The estimated cost of the Port Harcourt – Maiduguri Rail Line is between $14 billion and $15 billion, which the estimated losses would conveniently fund. It is also important to note that the estimated cost of the 3,050MW Mambila Power Plant is $5.72 billion, while the estimated cost of the Ibadan-Ilorin-Minna-Kano Standard Gauge Line is $6.1 billion. The combined cost of these projects is $11.82 billion, which is less than the estimated losses.
Also worthy of mention is the fact that the estimated losses are equally sufficient to fund the combined costs of the Calabar-Lagos Rail line ($11 billion), Fourth Mainland Bridge ($1.4 billion), Badagry Deep Water Port Complex ($1.6 billion), and Lekki Deep Seaport ($1.2 billion). If these critical projects could have been delivered by an amount equal to the estimated loss from one stream, one can only imagine the huge cost Nigerians are paying for the delay in reforming the oil and gas sector. The number of hospitals, schools, bridges and roads that revenues lost to the several outdated contracts and expired Memorandums of Understanding (MOUs) still in force, could have provided, can only be imagined.
Another dimension to the narrative are losses incurred due to the difficulty of operational terrain. These include cost premium on materials and services as a result of Niger Delta security situation, production deferment due to security situation, including deferred production due to schedule delays on projects, investments in alternative evacuation – resulting from sabotage of pipelines and export facilities. All of these drive up costs of production in Nigeria compared with other terrains.

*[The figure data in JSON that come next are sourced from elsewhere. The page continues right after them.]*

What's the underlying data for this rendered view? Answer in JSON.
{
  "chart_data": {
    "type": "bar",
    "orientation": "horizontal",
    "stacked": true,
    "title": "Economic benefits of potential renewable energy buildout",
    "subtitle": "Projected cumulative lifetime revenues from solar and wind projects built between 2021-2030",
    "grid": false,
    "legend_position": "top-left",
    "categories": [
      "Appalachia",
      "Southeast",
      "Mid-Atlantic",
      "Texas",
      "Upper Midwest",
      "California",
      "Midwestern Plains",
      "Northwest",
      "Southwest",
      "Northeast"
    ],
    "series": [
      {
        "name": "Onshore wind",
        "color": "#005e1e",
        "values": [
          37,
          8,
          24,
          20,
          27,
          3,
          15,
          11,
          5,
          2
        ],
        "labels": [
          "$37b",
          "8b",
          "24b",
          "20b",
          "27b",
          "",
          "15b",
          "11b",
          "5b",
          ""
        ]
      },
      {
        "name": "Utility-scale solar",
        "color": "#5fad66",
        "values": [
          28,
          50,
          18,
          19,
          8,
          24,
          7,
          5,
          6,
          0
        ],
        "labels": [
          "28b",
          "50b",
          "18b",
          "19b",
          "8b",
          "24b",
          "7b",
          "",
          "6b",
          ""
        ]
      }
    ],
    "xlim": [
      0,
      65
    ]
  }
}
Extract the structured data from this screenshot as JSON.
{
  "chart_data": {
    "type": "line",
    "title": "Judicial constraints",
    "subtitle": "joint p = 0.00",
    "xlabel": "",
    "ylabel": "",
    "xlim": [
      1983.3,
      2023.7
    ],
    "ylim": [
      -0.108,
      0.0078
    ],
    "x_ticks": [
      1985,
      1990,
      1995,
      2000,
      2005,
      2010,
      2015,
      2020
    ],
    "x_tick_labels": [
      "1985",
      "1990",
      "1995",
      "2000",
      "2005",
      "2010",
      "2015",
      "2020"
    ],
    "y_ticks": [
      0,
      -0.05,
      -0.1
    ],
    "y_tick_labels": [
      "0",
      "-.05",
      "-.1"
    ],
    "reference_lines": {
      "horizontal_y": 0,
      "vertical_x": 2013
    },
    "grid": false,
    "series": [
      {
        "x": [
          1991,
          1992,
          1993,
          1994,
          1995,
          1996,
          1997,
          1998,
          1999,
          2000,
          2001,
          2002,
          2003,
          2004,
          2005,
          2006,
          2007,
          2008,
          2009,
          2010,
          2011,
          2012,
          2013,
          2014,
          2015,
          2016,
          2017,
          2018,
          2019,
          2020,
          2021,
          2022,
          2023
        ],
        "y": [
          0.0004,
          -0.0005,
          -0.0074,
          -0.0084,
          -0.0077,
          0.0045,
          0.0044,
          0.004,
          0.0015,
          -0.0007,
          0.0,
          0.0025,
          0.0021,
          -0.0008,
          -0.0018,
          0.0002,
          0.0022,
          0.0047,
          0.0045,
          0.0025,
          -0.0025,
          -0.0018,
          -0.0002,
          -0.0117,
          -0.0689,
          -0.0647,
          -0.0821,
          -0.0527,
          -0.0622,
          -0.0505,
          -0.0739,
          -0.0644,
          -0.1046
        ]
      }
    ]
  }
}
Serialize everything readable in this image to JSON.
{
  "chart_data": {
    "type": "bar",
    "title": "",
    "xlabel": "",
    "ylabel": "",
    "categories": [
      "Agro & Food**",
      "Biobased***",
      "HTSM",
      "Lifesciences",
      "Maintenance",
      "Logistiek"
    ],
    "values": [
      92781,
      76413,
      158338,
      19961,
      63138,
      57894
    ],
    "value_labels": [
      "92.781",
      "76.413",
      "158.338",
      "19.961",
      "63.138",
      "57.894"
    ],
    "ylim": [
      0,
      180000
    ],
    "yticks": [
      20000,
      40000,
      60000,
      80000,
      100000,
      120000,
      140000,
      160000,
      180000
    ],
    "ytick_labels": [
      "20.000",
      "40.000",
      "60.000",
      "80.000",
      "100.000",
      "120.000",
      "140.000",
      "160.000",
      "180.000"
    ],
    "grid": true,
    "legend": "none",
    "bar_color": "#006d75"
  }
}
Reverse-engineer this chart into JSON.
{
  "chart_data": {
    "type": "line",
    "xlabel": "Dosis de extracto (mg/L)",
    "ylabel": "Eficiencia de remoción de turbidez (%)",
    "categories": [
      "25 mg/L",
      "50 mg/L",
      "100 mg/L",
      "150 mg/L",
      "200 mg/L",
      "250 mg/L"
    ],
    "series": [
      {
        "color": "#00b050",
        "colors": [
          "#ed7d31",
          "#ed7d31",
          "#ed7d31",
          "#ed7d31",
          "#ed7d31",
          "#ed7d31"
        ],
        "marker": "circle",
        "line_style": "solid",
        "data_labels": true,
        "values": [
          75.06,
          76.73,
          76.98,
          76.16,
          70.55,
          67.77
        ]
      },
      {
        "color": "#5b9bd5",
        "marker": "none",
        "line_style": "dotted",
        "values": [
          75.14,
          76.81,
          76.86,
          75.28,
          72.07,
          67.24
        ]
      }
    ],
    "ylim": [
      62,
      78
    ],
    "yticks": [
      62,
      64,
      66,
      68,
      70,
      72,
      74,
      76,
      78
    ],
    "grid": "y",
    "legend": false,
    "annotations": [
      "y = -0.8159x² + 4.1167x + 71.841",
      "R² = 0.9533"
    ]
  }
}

To maintain the same level of production, higher investments levels are required in operating cost. For instance data shows that while it cost an average of $24 and $21 to produce a barrel of oil in Libya and Algeria respectively, it costs an average of $33 in Nigeria. In Iran, it costs an average of $13, and $11 in Iraq. In Saudi Arabia it is an average of $10, and Kuwait with the least production average cost at $9 per barrel.
Although the Nigerian government currently has a policy to reduce production cost in Nigeria by $10 to remain highly competitive, the goal might be difficult to achieve without necessary reforms which would be instrumental to drive down the costs.
The key objectives of the proposed petroleum policies and fiscal reform bills is to create a single regulator for the petroleum industry, exit current cash call arrangement by moving the current un-incorporated Joint Ventures to Incorporated Joint Ventures, make petroleum host communities critical stakeholders so as to ensure unhindered access, and eliminate crude theft, sabotage and other illegal activities to ultimately reduce overall cost.
Others are to deploy appropriate fiscal tools to incentivize cost reduction such as introduction of Cost Efficiency Factors (CEF) into the tax code, overhaul of the current procurement regime, encourage data sharing by stakeholder agencies and introduction of a progressive tax structure that is enshrined on fiscal rules of general application.
In addition to the above provisions, experts recommend that unit upstream capital and operating cost be subject to appropriate benchmarking by the industry regulator. These benchmark data should then be used as a basis for setting cost targets for the industry, and as a basis for cost acceptability for tax recovery. To give legal backing to the above, experts advocate that subsection (1) of section 6 of the PIFB be amended to include reasonability as one of the yardsticks for cost to be admitted for tax deduction.